The fate of evolving wildlife depends not only on the speed of human activities but also on a species’ biology, including the genes underpinning traits. Complex adaptations like heat tolerance, which involves many genes, take longer to evolve than traits with a simple genetic basis. In Atlantic killifish, for instance, pollution tolerance appears linked to only a few genes, which helped fish living by toxic sites along the U.S. East Coast evolve tolerance in just a few dozen generations.
Adaptation also depends on the overall health of a wildlife population. The larger a population, the more genetically diverse it will be, and the higher the likelihood that some individuals will harbor useful genes to cope with threats. Connectivity to other populations also helps, says evolutionary biologist Kristen Ruegg of Colorado State University.

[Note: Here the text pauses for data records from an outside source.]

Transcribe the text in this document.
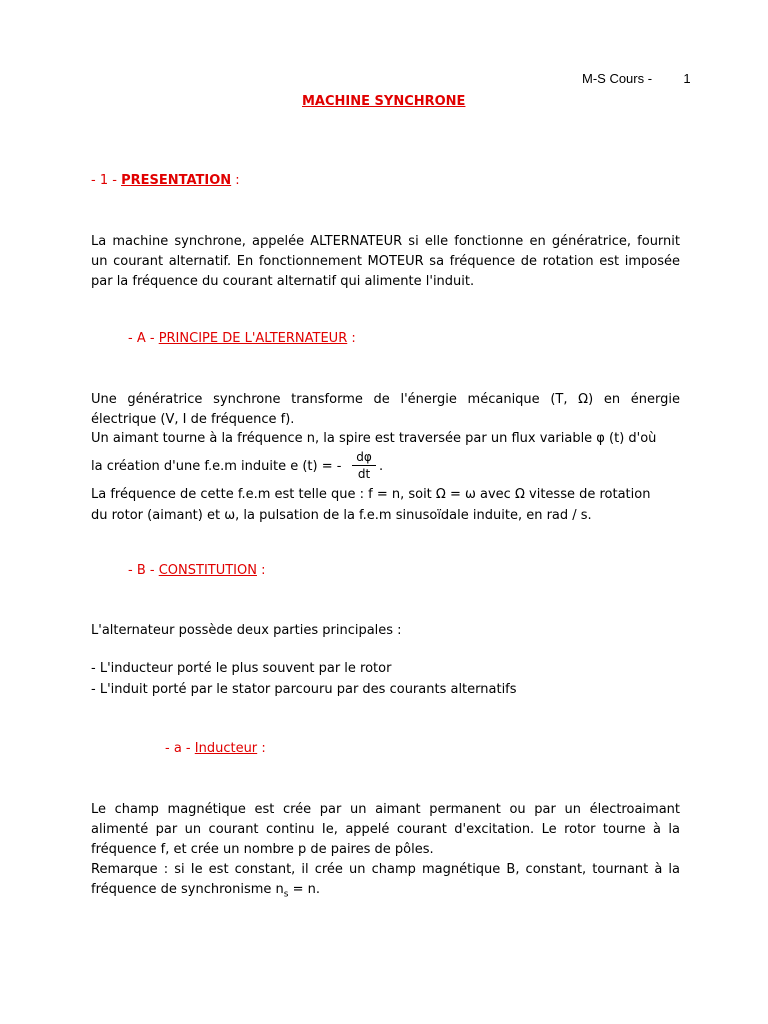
M-S Cours - 1
MACHINE SYNCHRONE
- 1 - PRESENTATION :
La machine synchrone, appelée ALTERNATEUR si elle fonctionne en génératrice, fournit un courant alternatif. En fonctionnement MOTEUR sa fréquence de rotation est imposée par la fréquence du courant alternatif qui alimente l'induit.
- A - PRINCIPE DE L'ALTERNATEUR :
Une génératrice synchrone transforme de l'énergie mécanique (T, Ω) en énergie électrique (V, I de fréquence f).
Un aimant tourne à la fréquence n, la spire est traversée par un flux variable φ (t) d'où
la création d'une f.e.m induite e (t) = -
dφ
dt .
La fréquence de cette f.e.m est telle que : f = n, soit Ω = ω avec Ω vitesse de rotation
du rotor (aimant) et ω, la pulsation de la f.e.m sinusoïdale induite, en rad / s.
- B - CONSTITUTION :
L'alternateur possède deux parties principales :
- L'inducteur porté le plus souvent par le rotor
- L'induit porté par le stator parcouru par des courants alternatifs
- a - Inducteur :
Le champ magnétique est crée par un aimant permanent ou par un électroaimant alimenté par un courant continu Ie, appelé courant d'excitation. Le rotor tourne à la fréquence f, et crée un nombre p de paires de pôles.
Remarque : si Ie est constant, il crée un champ magnétique B, constant, tournant à la fréquence de synchronisme $n_s = n$.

She and her colleagues recently discovered that the southwestern willow flycatcher, a denizen of western riparian habitats, has more genetic variants linked to heat tolerance than it did decades ago—and the bird possibly got those variants by interbreeding with a different flycatcher subspecies from San Diego that may have flown in.
Yet the flycatcher is declining in spite of its beneficial DNA, Ruegg says. She and other scientists stress that the onus remains on humans not only to dial down pressures but also to help wildlife adapt by preserving natural habitats. “What we can do,” Ruegg says, “is do our best to ensure the genetic health of populations, and that gives them the best shot at responding to the unknown.”